Court Opinion

ID: 9926318
Source: CourtListenerOpinion
Date Created: 2024-01-24 16:04:48.486017+00
Date Added: 2024-06-11T09:22:32.318740
License: Public Domain

DISTRICT COURT OF APPEAL OF THE STATE OF FLORIDA
                             FOURTH DISTRICT

                           MATTHEW ADAMS,
                              Appellant,

                                     v.

                        LYNDSAY CUNNINGHAM,
                              Appellee.

                            No. 4D2023-0572

                            [January 24, 2024]

   Appeal of a nonfinal order from the Circuit Court for the Nineteenth
Judicial Circuit, Indian River County; Cynthia L. Cox, Judge; L.T. Case
No. 312022DR001114.

  Thomas W. Sculco and Shannon McLin of Florida Appeals, Orlando, for
appellant.

    Amy D. Shield and Roger Levine of Shield & Levine, P.A., Boca Raton,
for appellee.

PER CURIAM.

    Appellant husband appeals a nonfinal order of temporary relief to
appellee wife in the underlying dissolution of marriage action. Appellant
challenges: (1) the amount of monthly support which he is required to pay;
(2) the award of exclusive use of the marital home to appellee; and (3) the
timesharing schedule imposed. Because of the broad discretion given to
trial courts in fashioning temporary relief in marriage dissolution actions,
we affirm without further comment as to issues two and three.

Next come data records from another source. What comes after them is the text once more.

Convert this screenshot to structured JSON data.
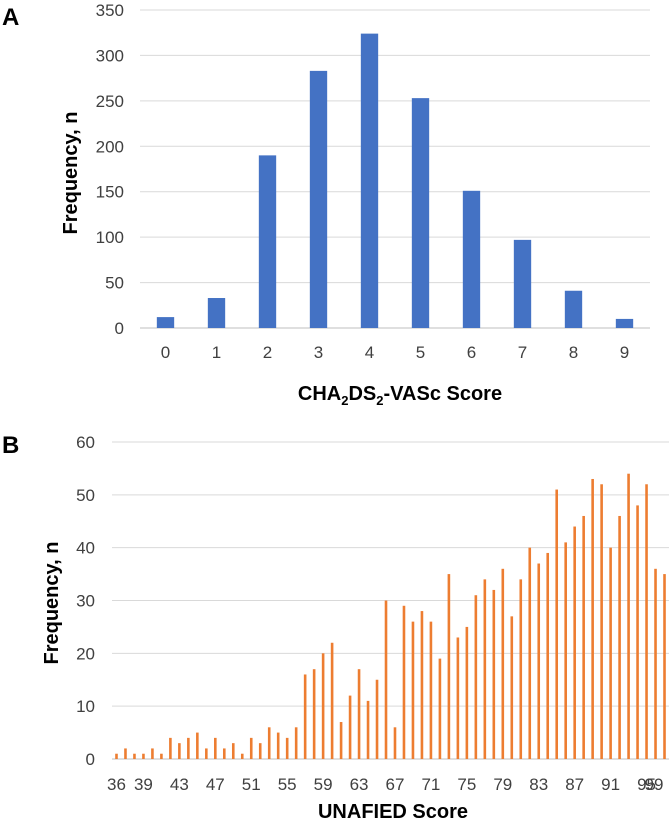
{
  "chart_data": [
    {
      "type": "bar",
      "panel": "A",
      "color": "#4472C4",
      "categories": [
        "0",
        "1",
        "2",
        "3",
        "4",
        "5",
        "6",
        "7",
        "8",
        "9"
      ],
      "values": [
        12,
        33,
        190,
        283,
        324,
        253,
        151,
        97,
        41,
        10
      ],
      "ylim": [
        0,
        350
      ],
      "yticks": [
        0,
        50,
        100,
        150,
        200,
        250,
        300,
        350
      ],
      "xlabel": {
        "pre": "CHA",
        "s1": "2",
        "mid": "DS",
        "s2": "2",
        "post": "-VASc Score"
      },
      "ylabel": "Frequency, n",
      "grid": true
    },
    {
      "type": "bar",
      "panel": "B",
      "color": "#ED7D31",
      "x_start": 36,
      "values": [
        1,
        2,
        1,
        1,
        2,
        1,
        4,
        3,
        4,
        5,
        2,
        4,
        2,
        3,
        1,
        4,
        3,
        6,
        5,
        4,
        6,
        16,
        17,
        20,
        22,
        7,
        12,
        17,
        11,
        15,
        30,
        6,
        29,
        26,
        28,
        26,
        19,
        35,
        23,
        25,
        31,
        34,
        32,
        36,
        27,
        34,
        40,
        37,
        39,
        51,
        41,
        44,
        46,
        53,
        52,
        40,
        46,
        54,
        48,
        52,
        36,
        35
      ],
      "tick_labels": [
        "36",
        "39",
        "43",
        "47",
        "51",
        "55",
        "59",
        "63",
        "67",
        "71",
        "75",
        "79",
        "83",
        "87",
        "91",
        "95",
        "99"
      ],
      "ylim": [
        0,
        60
      ],
      "yticks": [
        0,
        10,
        20,
        30,
        40,
        50,
        60
      ],
      "xlabel": "UNAFIED Score",
      "ylabel": "Frequency, n",
      "grid": true
    }
  ]
}
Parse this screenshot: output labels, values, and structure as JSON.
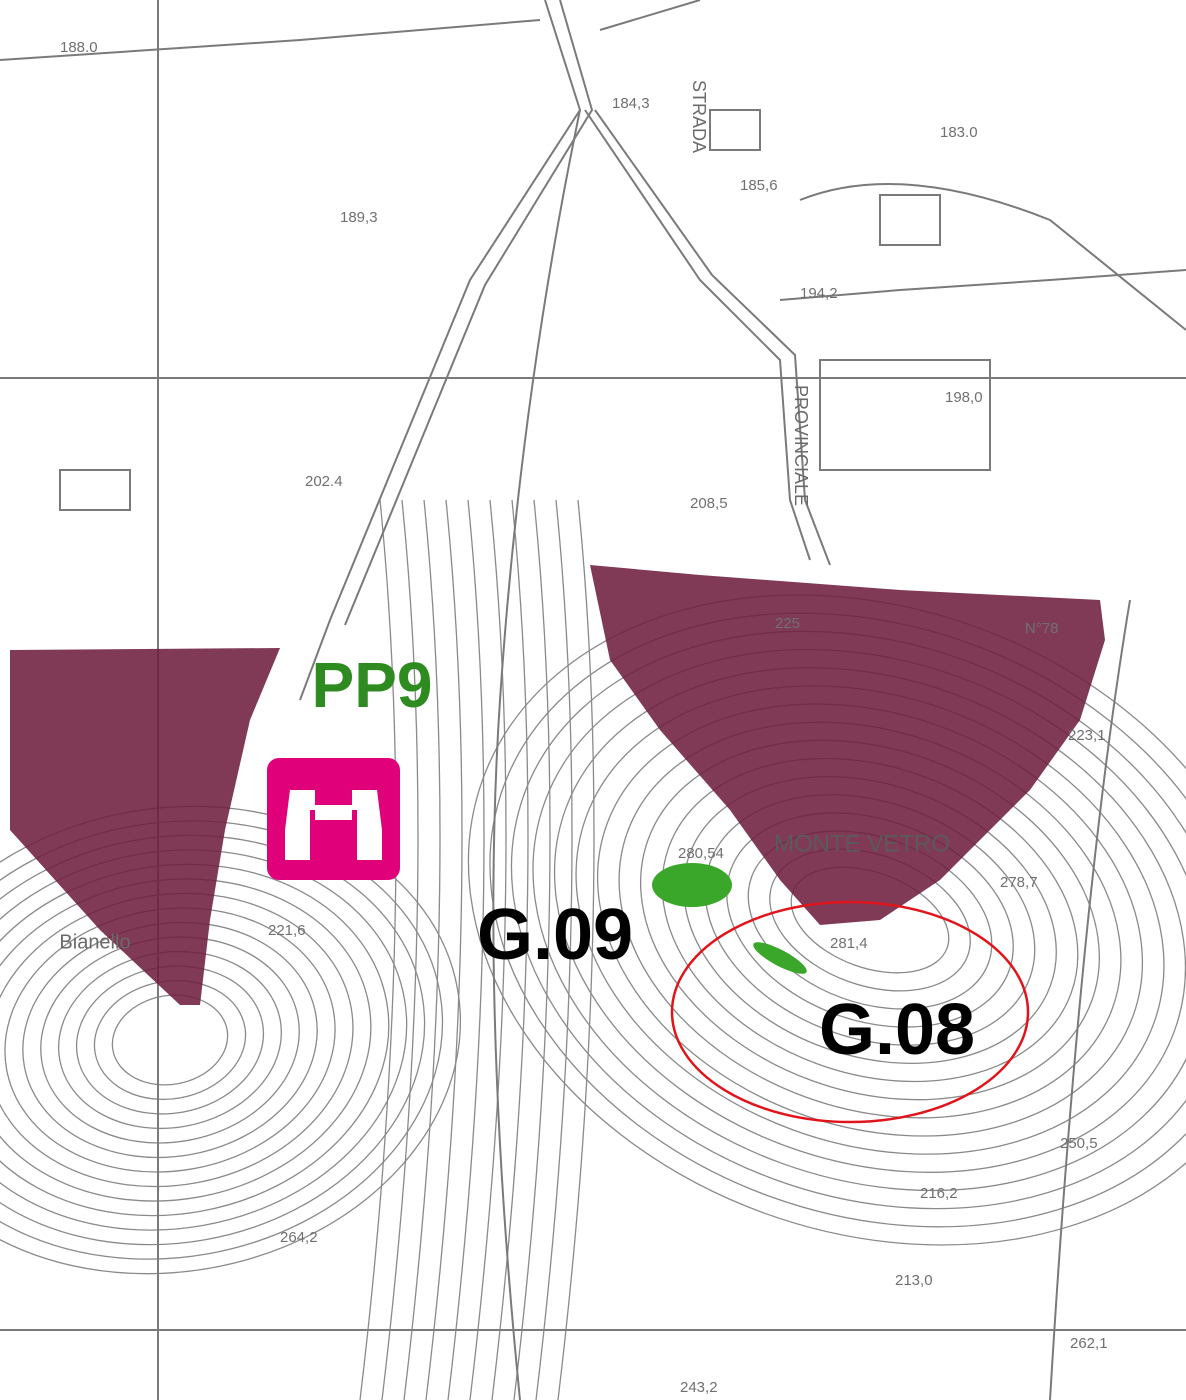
{
  "map": {
    "labels": [
      "PP9",
      "G.09",
      "G.08",
      "MONTE VETRO",
      "Bianello",
      "STRADA",
      "PROVINCIALE"
    ],
    "elevations": [
      "188.0",
      "184,3",
      "183.0",
      "185,6",
      "189,3",
      "194,2",
      "198,0",
      "202.4",
      "208,5",
      "225",
      "N°78",
      "223,1",
      "278,7",
      "281,4",
      "280,54",
      "221,6",
      "250,5",
      "216,2",
      "213,0",
      "264,2",
      "262,1",
      "243,2"
    ]
  }
}
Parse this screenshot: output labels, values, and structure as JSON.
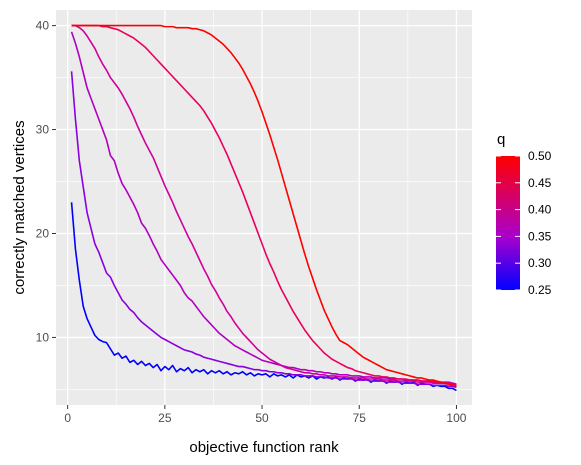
{
  "chart_data": {
    "type": "line",
    "xlabel": "objective function rank",
    "ylabel": "correctly matched vertices",
    "xlim": [
      -3,
      104
    ],
    "ylim": [
      3.5,
      41.5
    ],
    "x_ticks": [
      0,
      25,
      50,
      75,
      100
    ],
    "y_ticks": [
      10,
      20,
      30,
      40
    ],
    "x_minor_ticks": [
      12.5,
      37.5,
      62.5,
      87.5
    ],
    "y_minor_ticks": [
      5,
      15,
      25,
      35
    ],
    "grid": true,
    "background": "#EBEBEB",
    "legend": {
      "title": "q",
      "position": "right",
      "labels": [
        "0.50",
        "0.45",
        "0.40",
        "0.35",
        "0.30",
        "0.25"
      ],
      "values": [
        0.5,
        0.45,
        0.4,
        0.35,
        0.3,
        0.25
      ],
      "range": [
        0.25,
        0.5
      ],
      "color_low": "#0000FF",
      "color_mid": "#AA00CC",
      "color_high": "#FF0000"
    },
    "series": [
      {
        "q": 0.25,
        "color": "#0000FF",
        "values": [
          23,
          18.5,
          15.5,
          13,
          11.8,
          11,
          10.2,
          9.8,
          9.6,
          9.5,
          8.9,
          8.3,
          8.5,
          8,
          8.2,
          7.6,
          7.8,
          7.4,
          7.7,
          7.3,
          7.5,
          7.1,
          7.4,
          6.8,
          7.2,
          6.9,
          7.3,
          6.7,
          7,
          6.8,
          7.1,
          6.6,
          6.9,
          6.7,
          6.9,
          6.5,
          6.8,
          6.6,
          6.8,
          6.5,
          6.7,
          6.4,
          6.6,
          6.5,
          6.7,
          6.4,
          6.6,
          6.3,
          6.5,
          6.4,
          6.5,
          6.2,
          6.5,
          6.3,
          6.4,
          6.2,
          6.4,
          6.1,
          6.4,
          6.2,
          6.3,
          6.1,
          6.3,
          6,
          6.2,
          6.1,
          6.2,
          6,
          6.2,
          5.9,
          6.1,
          6,
          6.1,
          5.8,
          6,
          5.9,
          6,
          5.7,
          5.9,
          5.8,
          5.9,
          5.6,
          5.8,
          5.7,
          5.8,
          5.5,
          5.7,
          5.6,
          5.7,
          5.4,
          5.6,
          5.5,
          5.5,
          5.3,
          5.4,
          5.3,
          5.3,
          5.1,
          5.1,
          4.9
        ]
      },
      {
        "q": 0.3,
        "color": "#8A00E0",
        "values": [
          35.6,
          31,
          27,
          24.5,
          22,
          20.5,
          19,
          18.2,
          17.2,
          16.2,
          15.8,
          15,
          14.3,
          13.6,
          13.2,
          12.7,
          12.4,
          11.9,
          11.5,
          11.2,
          10.9,
          10.6,
          10.3,
          10,
          9.8,
          9.6,
          9.4,
          9.2,
          9,
          8.8,
          8.7,
          8.6,
          8.4,
          8.3,
          8.1,
          8,
          7.9,
          7.8,
          7.7,
          7.6,
          7.5,
          7.4,
          7.3,
          7.2,
          7.2,
          7.1,
          7,
          6.9,
          6.9,
          6.8,
          6.8,
          6.7,
          6.7,
          6.6,
          6.6,
          6.5,
          6.5,
          6.4,
          6.4,
          6.4,
          6.3,
          6.3,
          6.3,
          6.2,
          6.2,
          6.2,
          6.1,
          6.1,
          6.1,
          6,
          6,
          6,
          6,
          5.9,
          5.9,
          5.9,
          5.9,
          5.8,
          5.8,
          5.8,
          5.8,
          5.7,
          5.7,
          5.7,
          5.7,
          5.6,
          5.6,
          5.6,
          5.6,
          5.5,
          5.5,
          5.5,
          5.5,
          5.4,
          5.4,
          5.4,
          5.4,
          5.3,
          5.3,
          5.2
        ]
      },
      {
        "q": 0.35,
        "color": "#B000C0",
        "values": [
          39.4,
          38.3,
          37,
          35.5,
          34,
          33,
          32,
          31,
          30,
          29,
          27.5,
          27,
          25.8,
          24.8,
          24.2,
          23.5,
          22.8,
          22,
          21,
          20.5,
          19.8,
          19,
          18.3,
          17.5,
          17,
          16.5,
          16,
          15.5,
          15,
          14.3,
          13.8,
          13.5,
          13,
          12.5,
          12,
          11.6,
          11.2,
          10.8,
          10.4,
          10.1,
          9.8,
          9.5,
          9.2,
          9,
          8.8,
          8.6,
          8.4,
          8.2,
          8,
          7.8,
          7.7,
          7.6,
          7.5,
          7.4,
          7.3,
          7.2,
          7.1,
          7.1,
          7,
          6.9,
          6.9,
          6.8,
          6.8,
          6.7,
          6.7,
          6.6,
          6.6,
          6.5,
          6.5,
          6.4,
          6.4,
          6.4,
          6.3,
          6.3,
          6.3,
          6.2,
          6.2,
          6.2,
          6.1,
          6.1,
          6.1,
          6.1,
          6,
          6,
          6,
          6,
          5.9,
          5.9,
          5.9,
          5.9,
          5.8,
          5.8,
          5.8,
          5.8,
          5.7,
          5.7,
          5.7,
          5.7,
          5.6,
          5.5
        ]
      },
      {
        "q": 0.4,
        "color": "#D0009A",
        "values": [
          40,
          40,
          39.8,
          39.5,
          39,
          38.4,
          37.8,
          37,
          36.3,
          35.7,
          35,
          34.5,
          34,
          33.4,
          32.7,
          32,
          31.2,
          30.3,
          29.5,
          28.7,
          28,
          27.3,
          26.4,
          25.5,
          24.6,
          23.8,
          23,
          22.1,
          21.3,
          20.5,
          19.7,
          19,
          18.2,
          17.4,
          16.6,
          15.9,
          15.1,
          14.5,
          13.8,
          13.2,
          12.5,
          12,
          11.4,
          10.9,
          10.4,
          10,
          9.6,
          9.2,
          8.8,
          8.5,
          8.2,
          7.9,
          7.7,
          7.5,
          7.3,
          7.1,
          7,
          6.9,
          6.8,
          6.7,
          6.6,
          6.6,
          6.5,
          6.5,
          6.4,
          6.4,
          6.3,
          6.3,
          6.3,
          6.2,
          6.2,
          6.2,
          6.1,
          6.1,
          6.1,
          6.1,
          6,
          6,
          6,
          6,
          5.9,
          5.9,
          5.9,
          5.9,
          5.8,
          5.8,
          5.8,
          5.8,
          5.8,
          5.7,
          5.7,
          5.7,
          5.7,
          5.6,
          5.6,
          5.6,
          5.6,
          5.5,
          5.5,
          5.4
        ]
      },
      {
        "q": 0.45,
        "color": "#EA0060",
        "values": [
          40,
          40,
          40,
          40,
          40,
          40,
          40,
          40,
          39.9,
          39.9,
          39.8,
          39.7,
          39.6,
          39.4,
          39.2,
          39,
          38.8,
          38.5,
          38.2,
          37.9,
          37.5,
          37.1,
          36.7,
          36.3,
          35.9,
          35.5,
          35.1,
          34.7,
          34.3,
          33.9,
          33.5,
          33.1,
          32.7,
          32.3,
          31.8,
          31.2,
          30.6,
          29.9,
          29.2,
          28.4,
          27.6,
          26.7,
          25.8,
          24.9,
          24,
          23,
          22,
          21,
          20,
          19,
          18,
          17.1,
          16.3,
          15.4,
          14.6,
          13.9,
          13.2,
          12.5,
          11.9,
          11.3,
          10.7,
          10.2,
          9.7,
          9.3,
          8.9,
          8.5,
          8.2,
          7.9,
          7.7,
          7.5,
          7.3,
          7.1,
          7,
          6.8,
          6.7,
          6.6,
          6.5,
          6.4,
          6.3,
          6.3,
          6.2,
          6.2,
          6.1,
          6.1,
          6,
          6,
          6,
          5.9,
          5.9,
          5.9,
          5.8,
          5.8,
          5.8,
          5.7,
          5.7,
          5.7,
          5.6,
          5.6,
          5.5,
          5.5
        ]
      },
      {
        "q": 0.5,
        "color": "#FF0000",
        "values": [
          40,
          40,
          40,
          40,
          40,
          40,
          40,
          40,
          40,
          40,
          40,
          40,
          40,
          40,
          40,
          40,
          40,
          40,
          40,
          40,
          40,
          40,
          40,
          40,
          39.9,
          39.9,
          39.9,
          39.8,
          39.8,
          39.8,
          39.8,
          39.7,
          39.7,
          39.6,
          39.5,
          39.3,
          39.1,
          38.8,
          38.5,
          38.2,
          37.8,
          37.4,
          36.9,
          36.4,
          35.8,
          35.1,
          34.4,
          33.6,
          32.7,
          31.7,
          30.6,
          29.5,
          28.3,
          27.1,
          25.8,
          24.5,
          23.2,
          21.9,
          20.6,
          19.3,
          18,
          16.8,
          15.7,
          14.6,
          13.6,
          12.6,
          11.8,
          11,
          10.3,
          9.7,
          9.5,
          9.3,
          9,
          8.7,
          8.4,
          8.1,
          7.9,
          7.7,
          7.5,
          7.3,
          7.1,
          6.9,
          6.8,
          6.7,
          6.6,
          6.5,
          6.4,
          6.3,
          6.2,
          6.1,
          6.1,
          6,
          5.9,
          5.9,
          5.8,
          5.7,
          5.6,
          5.5,
          5.4,
          5.3
        ]
      }
    ]
  }
}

    As to issue one, we reverse the amount of temporary support awarded
to the wife. Appellant’s net income was $3,939 per month, and the court
awarded monthly support of $5,387 for several months, reduced to
$4,084.70 thereafter, both figures exceeding appellant’s income. “[A] trial
court cannot enter a temporary support award that exceeds or nearly
exhausts a party’s income.” Bolton v. Bolton, 898 So. 2d 1084, 1084 (Fla.
4th DCA 2005); see also Miller v. Miller, 707 So. 2d 419, 419 (Fla. 4th DCA
1998). This amount cannot be justified by requiring appellant to invade
his relatively modest assets, because there was no evidence that the
parties had relied on those assets to support their lifestyle during the
intact marriage. See Goodman v. Goodman, 797 So. 2d 1282, 1285 (Fla.
4th DCA 2001) (noting the general rule that “a party does not have to
invade the principal of non-marital assets in order to support a spouse at
a standard of living never achieved during the marriage”). Moreover, and
particularly because the court granted exclusive possession of the home
to the wife, the trial court’s award left appellant with no funds for his own
support. The trial court’s award constitutes an abuse of discretion. See
Bolton, 898 So. 2d at 1084.

   Affirmed in part, reversed in part, and remanded for further proceedings.

WARNER, DAMOORGIAN and GERBER, JJ., concur.

                            *        *         *

   Not final until disposition of timely filed motion for rehearing.